A theory of identity with constants

Question

Suppose we have a first order theory $T$ in a language which contains the identity symbol $=$, constants $a_1, a_2, a_3, \dotsc, b_1, b_2, b_3, \dotsc$ and no relation or function symbols. For natural numbers $i \neq j$, suppose that $a_i \neq a_j$ is contained in $T$, and let us suppose that $T$ has no models whose domain consists only of $a_1, a_2, a_3, \dotsc$ — that is to say, let us suppose that in every model of $T$, at least one of the $b$s is distinct from all of the $a$s.

Must there be some number $n$ such that in every model of $T$, one of $b_1, b_2, \dotsc, b_n$ is distinct from all the $a$s?

Answer 1

The answer is no.

Here is a simplified counterexample (my earlier post was more complicated).

Let $T$ be the theory asserting $a_i\neq a_j$ and also the assertions, for every particular $k$ and $j$, that if $b_1=a_k$, then $b_{k+1}\neq a_j$.

This theory is consistent, since we can let $b_1\neq a_k$ for any $k$, which vacuously satisfies all the implications.

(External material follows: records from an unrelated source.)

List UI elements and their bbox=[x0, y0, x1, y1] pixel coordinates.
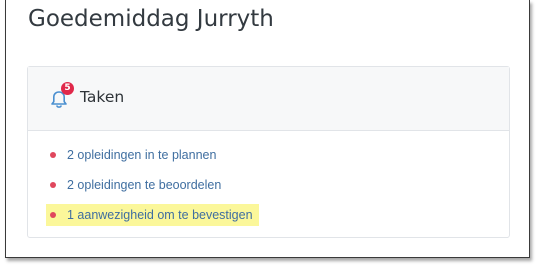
task-item-review-trainings: 2 opleidingen te beoordelen bbox=[46, 174, 227, 196]
bullet-dot bbox=[50, 152, 56, 158]
bullet-dot bbox=[50, 212, 56, 218]
tasks-card-header: 5 Taken bbox=[28, 67, 509, 131]
tasks-card: 5 Taken 2 opleidingen in te plannen 2 op… bbox=[27, 66, 510, 238]
task-item-confirm-attendance: 1 aanwezigheid om te bevestigen bbox=[46, 204, 259, 226]
bullet-dot bbox=[50, 182, 56, 188]
task-link-plan-trainings[interactable]: 2 opleidingen in te plannen bbox=[67, 148, 216, 162]
task-item-plan-trainings: 2 opleidingen in te plannen bbox=[46, 144, 222, 166]
notification-badge: 5 bbox=[61, 82, 74, 95]
page-title: Goedemiddag Jurryth bbox=[28, 6, 274, 32]
dashboard-panel: Goedemiddag Jurryth 5 Taken 2 opleidinge… bbox=[5, 0, 530, 258]
task-link-confirm-attendance[interactable]: 1 aanwezigheid om te bevestigen bbox=[67, 208, 253, 222]
tasks-card-title: Taken bbox=[80, 88, 125, 106]
task-link-review-trainings[interactable]: 2 opleidingen te beoordelen bbox=[67, 178, 221, 192]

Also, in any model of $T$, if $b_1=a_k$, then $b_{k+1}\neq a_j$ for any $j$. So no model of $T$ consists only of the $a_i$'s.

But meanwhile, there is no $n$ as you request, since for any $n$, we can let $b_1=\cdots=b_n=a_n$, and $b_{n+1}\neq a_j$ any $j$. This will be a model of $T$ where the $b_1,\ldots,b_n$ are among the $a_i$'s, and so the requested property is violated.